The nurse, now unable to sleep without nightmares, too traumatized to continue her work, searches for ways she might still serve. An opportunity to write Bible study guides for women arises, but her discomfort in being away from home, fearing that she would again be confronted with the horrors of trauma, limits her travel to villages. Anxious (she calls it “twitchy”) and demoralized, she feels that she is of no value to the mission work. 

One of the GRC staff is given an opportunity to meet with the mission team as a group during a retreat; it was not until after that he heard from the nurse, via email: “I think I need to talk”. Video assessment followed, plans made to meet on the counselor’s next trip. Coordination with an intensive debriefing program on site was arranged. GRC counselor acts as individual therapist while other member care professionals provide group teaching and counseling. Another return trip several months later to the mission compound allows further time to focus on restoration. She is now sleeping well, no longer plagued by the nightmares and limiting fears. She is able to focus on writing the Bible study material, even able to travel to nearby villages.

The ladies in the village begin to receive the study guides; their numbers grow. They request a visit so members of their five “small groups” (each group 40-60 women) can recite the 17 verses required for each to receive their own bible. 

We'll let our global worker (now restored, able to write the studies, able to travel to the remote village) describe the next event:
“We left at 5 a.m. to be there by 9:00 a.m., very rough road through the forest. We could hear the women singing before we pulled on to the church ground. They surrounded the van, singing and dancing and praising God that we had come. We got out, they surrounded us and escorted us the rest of the way. They stood in two lines for us to walk up the middle and into the church. But each woman grabbed me and hugged me as I went by. It was the most amazing thing I’ve ever seen. In my entire life. Ever.” 

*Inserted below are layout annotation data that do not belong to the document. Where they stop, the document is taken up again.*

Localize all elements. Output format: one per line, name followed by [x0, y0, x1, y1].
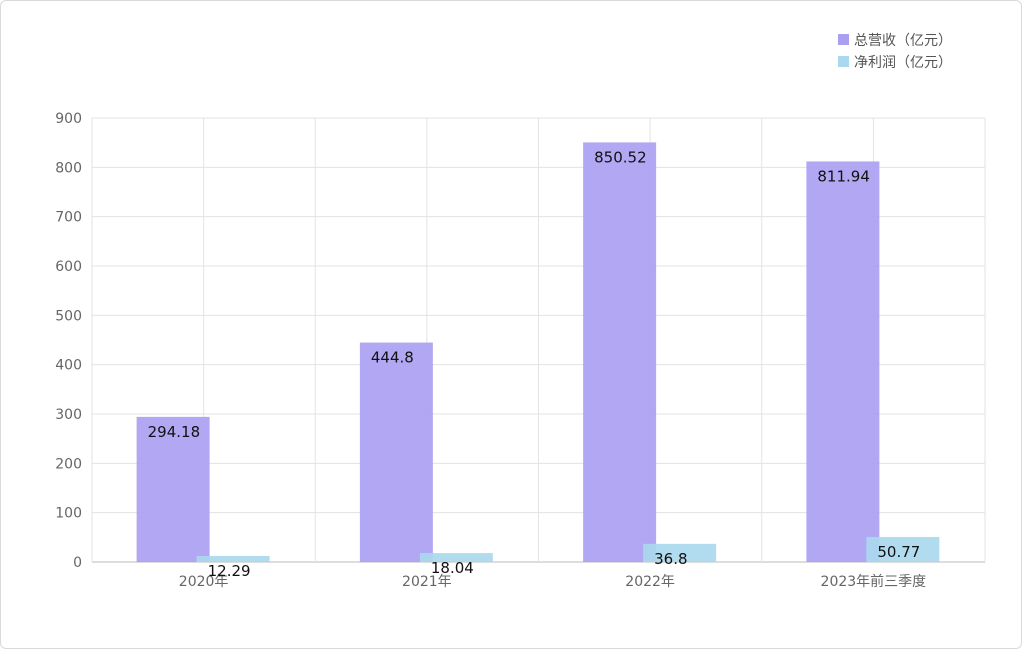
revenue-value-label: 444.8 [371, 349, 414, 367]
profit-bar [643, 543, 717, 562]
x-category-label: 2021年 [402, 574, 452, 590]
revenue-value-label: 294.18 [148, 423, 201, 441]
legend: 总营收（亿元） 净利润（亿元） [838, 33, 952, 71]
profit-value-label: 18.04 [431, 559, 474, 577]
x-axis: 2020年 2021年 2022年 2023年前三季度 [179, 573, 926, 590]
profit-bar [866, 536, 940, 562]
y-tick-label: 100 [55, 506, 82, 522]
y-axis: 0 100 200 300 400 500 600 700 800 900 [55, 111, 82, 571]
y-tick-label: 800 [55, 160, 82, 176]
legend-swatch-revenue [838, 34, 849, 45]
y-tick-label: 700 [55, 210, 82, 226]
x-category-label: 2023年前三季度 [821, 573, 927, 590]
revenue-bar [136, 416, 210, 562]
x-category-label: 2022年 [625, 574, 675, 590]
x-category-label: 2020年 [179, 574, 229, 590]
y-tick-label: 200 [55, 456, 82, 472]
y-tick-label: 900 [55, 111, 82, 127]
profit-bar [419, 553, 493, 562]
y-tick-label: 600 [55, 259, 82, 275]
y-tick-label: 500 [55, 308, 82, 324]
y-tick-label: 400 [55, 358, 82, 374]
bars [136, 142, 940, 562]
profit-bar [196, 555, 270, 562]
revenue-bar [806, 161, 880, 562]
profit-value-label: 12.29 [208, 562, 251, 580]
profit-value-label: 50.77 [877, 543, 920, 561]
legend-swatch-profit [838, 56, 849, 67]
y-tick-label: 300 [55, 407, 82, 423]
profit-value-label: 36.8 [654, 550, 687, 568]
revenue-bar [359, 342, 433, 562]
revenue-bar [583, 142, 657, 562]
revenue-value-label: 850.52 [594, 148, 647, 166]
value-labels: 294.18 444.8 850.52 811.94 12.29 18.04 36.8 50.… [148, 148, 921, 580]
legend-label-profit: 净利润（亿元） [854, 55, 952, 71]
legend-label-revenue: 总营收（亿元） [854, 33, 952, 49]
y-tick-label: 0 [73, 555, 82, 571]
revenue-value-label: 811.94 [817, 167, 870, 185]
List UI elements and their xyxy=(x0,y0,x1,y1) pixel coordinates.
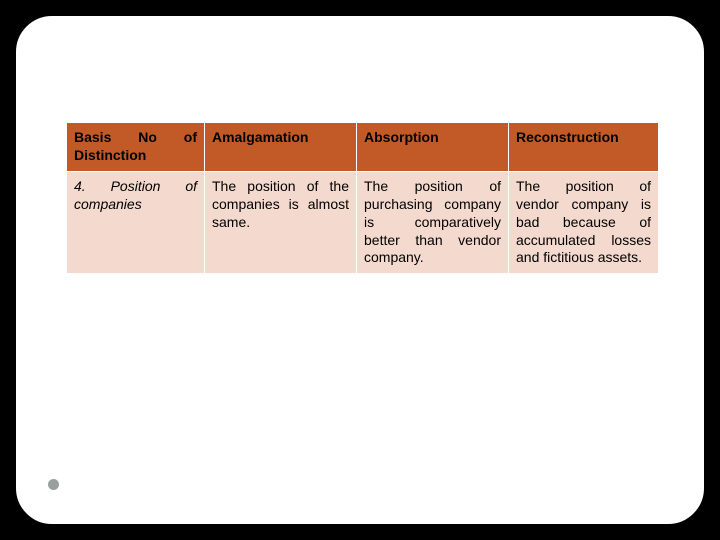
cell-reconstruction: The position of vendor company is bad be… xyxy=(509,171,659,274)
distinction-table: Basis No of Distinction Amalgamation Abs… xyxy=(66,122,659,274)
table-row: 4. Position of companies The position of… xyxy=(67,171,659,274)
cell-absorption: The position of purchasing company is co… xyxy=(357,171,509,274)
cell-amalgamation: The position of the companies is almost … xyxy=(205,171,357,274)
table-header-row: Basis No of Distinction Amalgamation Abs… xyxy=(67,123,659,172)
cell-basis: 4. Position of companies xyxy=(67,171,205,274)
col-header-amalgamation: Amalgamation xyxy=(205,123,357,172)
col-header-absorption: Absorption xyxy=(357,123,509,172)
slide-frame: Basis No of Distinction Amalgamation Abs… xyxy=(14,14,706,526)
col-header-reconstruction: Reconstruction xyxy=(509,123,659,172)
col-header-basis: Basis No of Distinction xyxy=(67,123,205,172)
bullet-icon xyxy=(48,479,59,490)
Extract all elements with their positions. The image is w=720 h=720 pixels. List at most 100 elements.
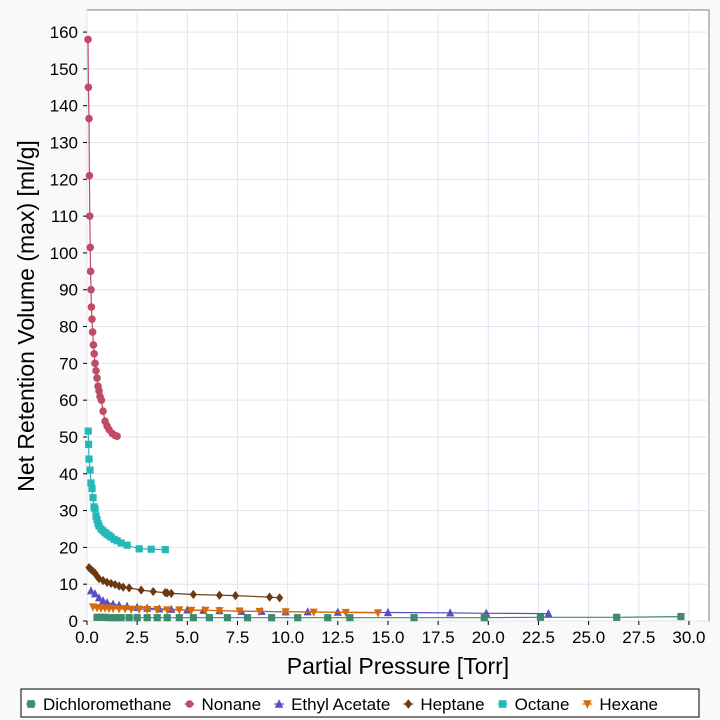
data-point [153,614,161,622]
legend-item: Hexane [582,695,658,714]
data-point [205,614,213,622]
data-point [85,440,93,448]
data-point [163,588,171,598]
x-axis-title: Partial Pressure [Torr] [287,653,509,679]
data-point [167,588,175,598]
legend-label: Dichloromethane [43,695,172,714]
legend-marker [274,699,284,708]
data-point [92,366,100,375]
data-point [108,604,118,614]
data-point [480,614,488,622]
legend-item: Dichloromethane [26,695,172,714]
data-point [92,512,100,520]
legend-item: Ethyl Acetate [274,695,390,714]
data-point [223,614,232,622]
data-point [163,606,172,615]
data-point [84,35,92,44]
y-tick-label: 140 [50,97,78,116]
data-point [85,171,94,180]
y-tick-label: 150 [50,60,78,79]
data-point [175,606,184,615]
x-tick-label: 25.0 [572,628,605,647]
legend-item: Nonane [184,695,261,714]
data-point [536,613,545,621]
data-point [117,539,125,547]
data-point [677,612,685,621]
data-point [84,83,93,92]
data-point [90,589,100,598]
y-axis-title: Net Retention Volume (max) [ml/g] [13,140,39,492]
data-point [88,484,96,493]
data-point [137,585,145,595]
data-point [123,541,131,549]
data-point [91,505,99,513]
data-point [410,614,418,622]
y-tick-label: 10 [59,575,78,594]
data-point [133,614,141,622]
y-tick-label: 130 [50,134,78,153]
data-point [143,614,151,622]
x-tick-label: 22.5 [522,628,555,647]
data-point [88,328,97,336]
data-point [135,605,144,614]
x-tick-label: 7.5 [226,628,250,647]
y-tick-label: 100 [50,244,78,263]
data-point [93,571,101,581]
data-point [113,432,121,441]
data-point [324,614,332,622]
data-point [167,604,176,613]
series-nonane [84,35,121,441]
data-point [235,607,244,616]
data-point [303,607,312,616]
y-tick-label: 110 [51,207,78,226]
x-tick-label: 27.5 [622,628,655,647]
y-tick-label: 120 [50,170,78,189]
data-point [294,614,302,622]
data-point [153,605,162,615]
legend-marker [185,700,194,708]
data-point [281,608,290,617]
series-heptane [85,563,284,603]
data-point [99,575,107,586]
data-point [215,590,224,600]
data-point [267,614,276,622]
data-point [346,614,354,622]
data-point [341,608,350,618]
legend-label: Hexane [599,695,658,714]
data-point [84,427,92,435]
x-tick-label: 2.5 [125,628,149,647]
data-point [86,466,94,474]
data-point [121,605,130,614]
data-point [111,614,119,622]
legend-label: Octane [515,695,570,714]
data-point [107,578,115,589]
x-axis-ticks: 0.0 2.5 5.0 7.5 10.0 12.5 15.0 17.5 20.0 22.5 25.0… [75,621,705,647]
data-point [143,605,152,615]
data-point [147,545,155,553]
data-point [105,614,113,622]
data-point [88,315,96,323]
x-tick-label: 12.5 [321,628,354,647]
legend-marker [498,700,507,708]
x-tick-label: 15.0 [371,628,404,647]
data-point [446,608,455,617]
data-point [97,613,105,621]
data-point [93,613,101,621]
legend-label: Heptane [420,695,484,714]
data-point [135,545,143,553]
data-point [97,396,106,404]
data-point [86,243,95,252]
x-tick-label: 17.5 [422,628,455,647]
data-point [187,606,196,615]
series-octane [84,427,169,554]
y-tick-label: 70 [59,354,78,373]
data-point [94,593,104,602]
data-point [86,586,96,595]
y-axis-ticks: 0 10 20 30 40 50 60 70 80 90 100 110 120 130 140 150 160 [50,23,87,631]
series-hexane [88,603,383,618]
data-point [613,613,621,621]
data-point [544,609,553,618]
x-tick-label: 5.0 [176,628,200,647]
y-tick-label: 160 [50,23,78,42]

This is member care. God-directed connections: on field personal contact, coordinated with other resources, adapting to situation at hand, following up as needed, witnessing God’s restorative plan to allow His servants to thrive, that they may “… make disciples of all the nations…” Connections. Kingdom work. Soli Deo Gloria. 

[The lady in the picture was part of a drama presented that morning in the village church, the presentation based on the bible studies they had received, and was then an active participant and obviously a careful listener of the ensuing Bible study that followed. The global worker took the picture; her story, and the picture, are used with her permission. Thank you, Julie Anne. Thank you, God.]